Les acteurs de l’éducation, de la formation professionnelle, du secteur privé ainsi que les partenaires techniques et financiers se sont réunis le mercredi 17 juin 2026 à Bangui pour l’ouverture d’un colloque national consacré à l’Approche par Compétences (APC). Cette initiative est portée par l’Institut Européen de Coopération et de Développement (IECD), avec le financement de l’Agence Française de Développement (AFD) et de l’Union européenne.
Ce colloque de trois jours, prévu du 17 au 19 juin, s’inscrit dans le cadre de la réforme du système de formation professionnelle en République centrafricaine. Il vise à créer un espace de réflexion, de dialogue et de prise de décision autour de la modernisation de l’enseignement technique et professionnel afin de mieux répondre aux besoins du marché du travail.
Dans son allocution, le directeur général de l’IECD, Patrice Noa, a rappelé l’engagement de son institution en faveur du développement du capital humain.
« L’IECD est en République centrafricaine depuis 2023 et a fait le choix d’investir dans le capital humain, car une jeunesse compétente constitue le moteur du développement économique et social.
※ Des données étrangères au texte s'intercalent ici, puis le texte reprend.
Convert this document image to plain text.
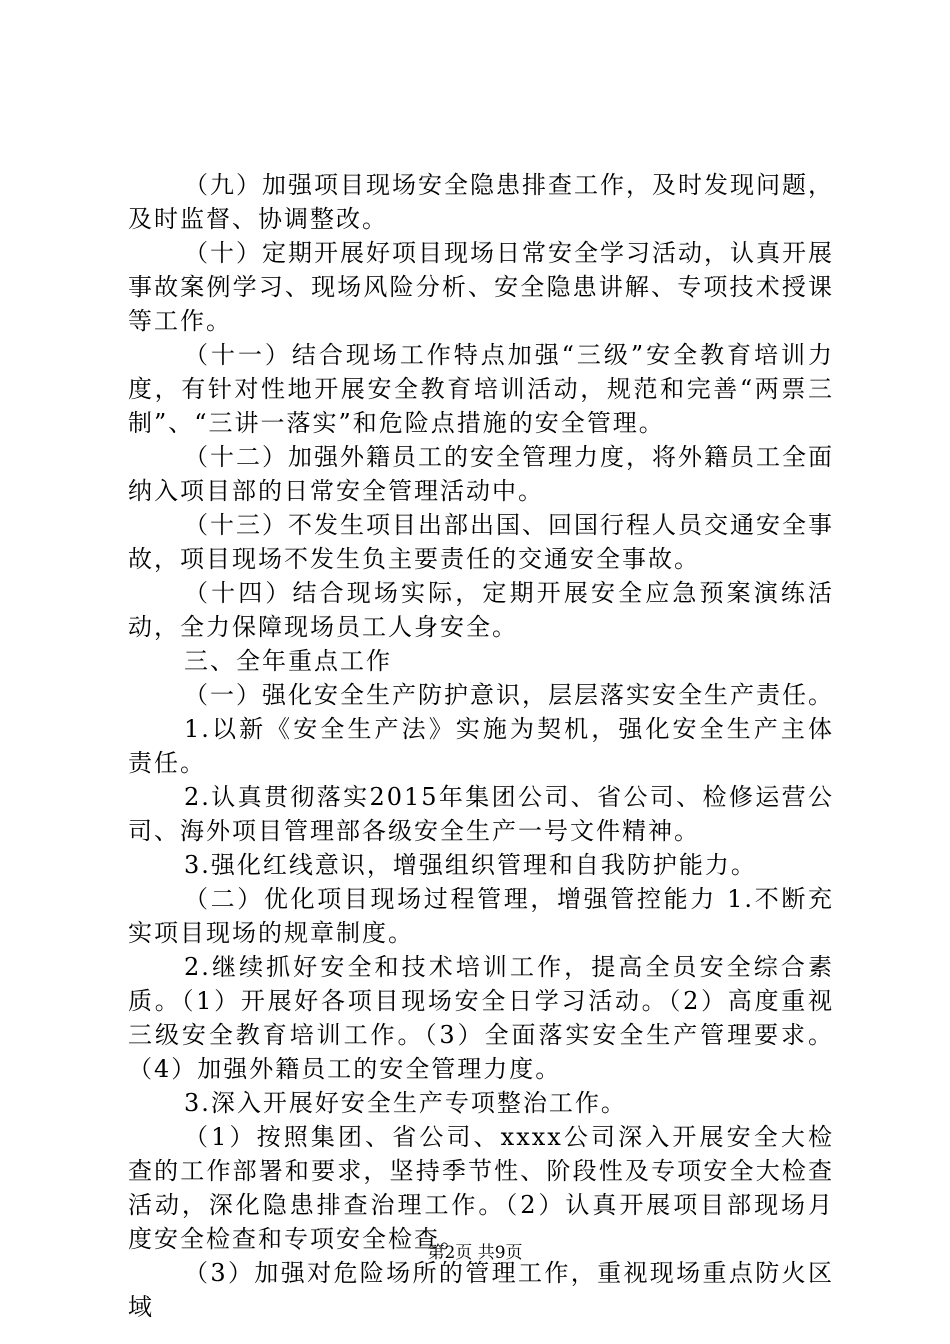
（九）加强项目现场安全隐患排查工作，及时发现问题，及时监督、协调整改。

（十）定期开展好项目现场日常安全学习活动，认真开展事故案例学习、现场风险分析、安全隐患讲解、专项技术授课等工作。

（十一）结合现场工作特点加强“三级”安全教育培训力度，有针对性地开展安全教育培训活动，规范和完善“两票三制”、“三讲一落实”和危险点措施的安全管理。

（十二）加强外籍员工的安全管理力度，将外籍员工全面纳入项目部的日常安全管理活动中。

（十三）不发生项目出部出国、回国行程人员交通安全事故，项目现场不发生负主要责任的交通安全事故。

（十四）结合现场实际，定期开展安全应急预案演练活动，全力保障现场员工人身安全。

三、全年重点工作

（一）强化安全生产防护意识，层层落实安全生产责任。

1.以新《安全生产法》实施为契机，强化安全生产主体责任。

2.认真贯彻落实2015年集团公司、省公司、检修运营公司、海外项目管理部各级安全生产一号文件精神。

3.强化红线意识，增强组织管理和自我防护能力。

（二）优化项目现场过程管理，增强管控能力 1.不断充实项目现场的规章制度。

2.继续抓好安全和技术培训工作，提高全员安全综合素质。（1）开展好各项目现场安全日学习活动。（2）高度重视三级安全教育培训工作。（3）全面落实安全生产管理要求。（4）加强外籍员工的安全管理力度。

3.深入开展好安全生产专项整治工作。

（1）按照集团、省公司、xxxx公司深入开展安全大检查的工作部署和要求，坚持季节性、阶段性及专项安全大检查活动，深化隐患排查治理工作。（2）认真开展项目部现场月度安全检查和专项安全检查。

（3）加强对危险场所的管理工作，重视现场重点防火区域

第2页 共9页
Cette conviction s’est traduite par la mise en œuvre du projet Initiative pour l’autonomisation de la jeunesse centrafricaine. La mission de l’IECD est de contribuer à la construction d’un système de formation plus performant, plus inclusif et davantage connecté aux besoins du marché », a-t-il déclaré.
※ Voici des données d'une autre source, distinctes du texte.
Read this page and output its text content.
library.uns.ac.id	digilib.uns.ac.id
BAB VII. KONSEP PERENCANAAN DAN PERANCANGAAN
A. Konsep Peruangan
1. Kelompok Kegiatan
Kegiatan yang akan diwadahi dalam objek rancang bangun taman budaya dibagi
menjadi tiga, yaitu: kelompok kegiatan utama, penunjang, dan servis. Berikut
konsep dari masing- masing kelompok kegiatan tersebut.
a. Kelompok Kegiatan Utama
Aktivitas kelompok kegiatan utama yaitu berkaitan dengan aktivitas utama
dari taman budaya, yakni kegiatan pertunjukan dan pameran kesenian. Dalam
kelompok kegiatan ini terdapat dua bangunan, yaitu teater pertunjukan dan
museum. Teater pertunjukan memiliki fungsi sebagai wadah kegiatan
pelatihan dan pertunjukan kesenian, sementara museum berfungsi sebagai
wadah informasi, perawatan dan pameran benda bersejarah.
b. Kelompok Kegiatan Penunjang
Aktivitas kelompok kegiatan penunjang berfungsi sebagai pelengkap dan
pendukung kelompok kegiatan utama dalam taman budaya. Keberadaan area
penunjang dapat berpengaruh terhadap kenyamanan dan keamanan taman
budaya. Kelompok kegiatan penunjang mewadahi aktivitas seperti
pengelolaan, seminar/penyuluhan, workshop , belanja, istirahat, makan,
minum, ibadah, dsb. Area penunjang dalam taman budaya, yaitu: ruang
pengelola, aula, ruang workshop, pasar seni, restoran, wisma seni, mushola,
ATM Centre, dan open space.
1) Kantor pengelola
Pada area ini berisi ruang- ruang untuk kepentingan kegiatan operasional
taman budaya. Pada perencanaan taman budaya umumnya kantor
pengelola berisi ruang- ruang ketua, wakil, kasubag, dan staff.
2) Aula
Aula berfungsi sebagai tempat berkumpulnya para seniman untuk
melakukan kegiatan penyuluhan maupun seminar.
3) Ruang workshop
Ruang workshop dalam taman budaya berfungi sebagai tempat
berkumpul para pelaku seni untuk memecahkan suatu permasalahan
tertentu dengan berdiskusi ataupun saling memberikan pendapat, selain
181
Selon lui, cet investissement a déjà permis d’obtenir des résultats concrets. « Cinq centres de formation sont accompagnés dans la mise en œuvre de l’Approche par Compétences. Deux référentiels de formation ont été élaborés et validés avec le ministère de l’Éducation nationale. Quatre filières prioritaires ont été renforcées : la maçonnerie, le carrelage, la plomberie et l’électricité. Environ 600 jeunes, hommes et femmes, ont déjà bénéficié de formations selon l’APC, tandis que 64 formateurs ont vu leurs capacités renforcées. Nous avons également investi dans l’amélioration des infrastructures à travers la rénovation de plusieurs centres et le renforcement progressif des équipements techniques nécessaires à un apprentissage de qualité. Investir dans les compétences, c’est investir dans l’avenir, et investir dans la jeunesse, c’est investir dans l’avenir de la République centrafricaine », a-t-il ajouté.
Prenant la parole à son tour, Pierre Alfred Lebaramo, chargé de mission de l’Agence Française de Développement (AFD) à Bangui, a réaffirmé le soutien de son institution au gouvernement centrafricain.
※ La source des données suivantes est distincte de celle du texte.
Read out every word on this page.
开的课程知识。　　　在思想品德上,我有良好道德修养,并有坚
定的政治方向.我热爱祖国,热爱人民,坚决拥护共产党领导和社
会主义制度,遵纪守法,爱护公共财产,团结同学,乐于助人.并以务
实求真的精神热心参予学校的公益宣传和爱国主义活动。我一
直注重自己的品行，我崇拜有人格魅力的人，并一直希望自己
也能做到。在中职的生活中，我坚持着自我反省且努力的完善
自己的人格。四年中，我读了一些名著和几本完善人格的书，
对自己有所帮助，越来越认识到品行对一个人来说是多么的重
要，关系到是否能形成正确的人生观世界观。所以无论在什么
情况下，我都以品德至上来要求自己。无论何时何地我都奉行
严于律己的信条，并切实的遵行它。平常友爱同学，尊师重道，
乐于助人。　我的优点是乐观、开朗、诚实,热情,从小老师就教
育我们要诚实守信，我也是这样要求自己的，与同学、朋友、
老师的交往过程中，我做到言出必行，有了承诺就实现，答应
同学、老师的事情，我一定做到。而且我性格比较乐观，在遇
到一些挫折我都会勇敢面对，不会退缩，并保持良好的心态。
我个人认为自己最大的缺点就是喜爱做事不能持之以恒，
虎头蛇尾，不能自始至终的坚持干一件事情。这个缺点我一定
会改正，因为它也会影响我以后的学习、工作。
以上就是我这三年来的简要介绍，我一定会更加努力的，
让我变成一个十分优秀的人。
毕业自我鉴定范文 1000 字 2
« L’Agence Française de Développement appuie le gouvernement centrafricain depuis plusieurs années dans sa dynamique de consolidation de la paix ainsi que de développement durable et harmonieux au bénéfice de la population. Le pays fait face à des défis majeurs, notamment en matière d’insertion des jeunes et de réponse à une demande sociale croissante. L’AFD a ainsi renforcé son appui au secteur de l’éducation et de la formation en République centrafricaine à travers des interventions en faveur du ministère de l’Éducation et du ministère du Travail », a-t-il expliqué.
Il a également évoqué le projet mis en œuvre par l’IECD depuis janvier 2023. « L’un des projets que nous avons financés est l’Initiative pour l’autonomisation de la jeunesse, mise en œuvre par l’IECD en République centrafricaine. Son objectif est de contribuer à l’autonomisation des jeunes et à la réduction des inégalités entre les femmes et les hommes grâce à l’accès à la formation et à l’amélioration de l’insertion socioprofessionnelle, tout en renforçant le tissu économique local à Bangui et dans sa périphérie », a-t-il souligné.
Pour sa part, Dieudonné Gazalongo, directeur de cabinet au ministère de l’Éducation nationale, a mis en avant les attentes liées à ce colloque.
« Je remercie l’équipe de l’IECD qui soutient notre système éducatif depuis plusieurs années. Elle a introduit de nombreuses innovations dans l’enseignement technique. À travers ce colloque, nous voulons faire comprendre à nos apprenants que la formation ne doit pas uniquement conduire à un emploi dans la fonction publique. Ils doivent également être capables de créer leurs propres activités et de devenir des acteurs du développement économique », a-t-il indiqué.
À l’issue de cette rencontre, les organisateurs espèrent voir émerger une jeunesse mieux formée, capable de contribuer au développement du pays à travers la création d’emplois et d’activités génératrices de revenus.
Rappelons que cette initiative de l’IECD et de ses partenaires vise à contribuer à la transformation durable du système de formation professionnelle en République centrafricaine, en mettant l’accent sur le développement de compétences adaptées aux réalités économiques et aux besoins des entreprises.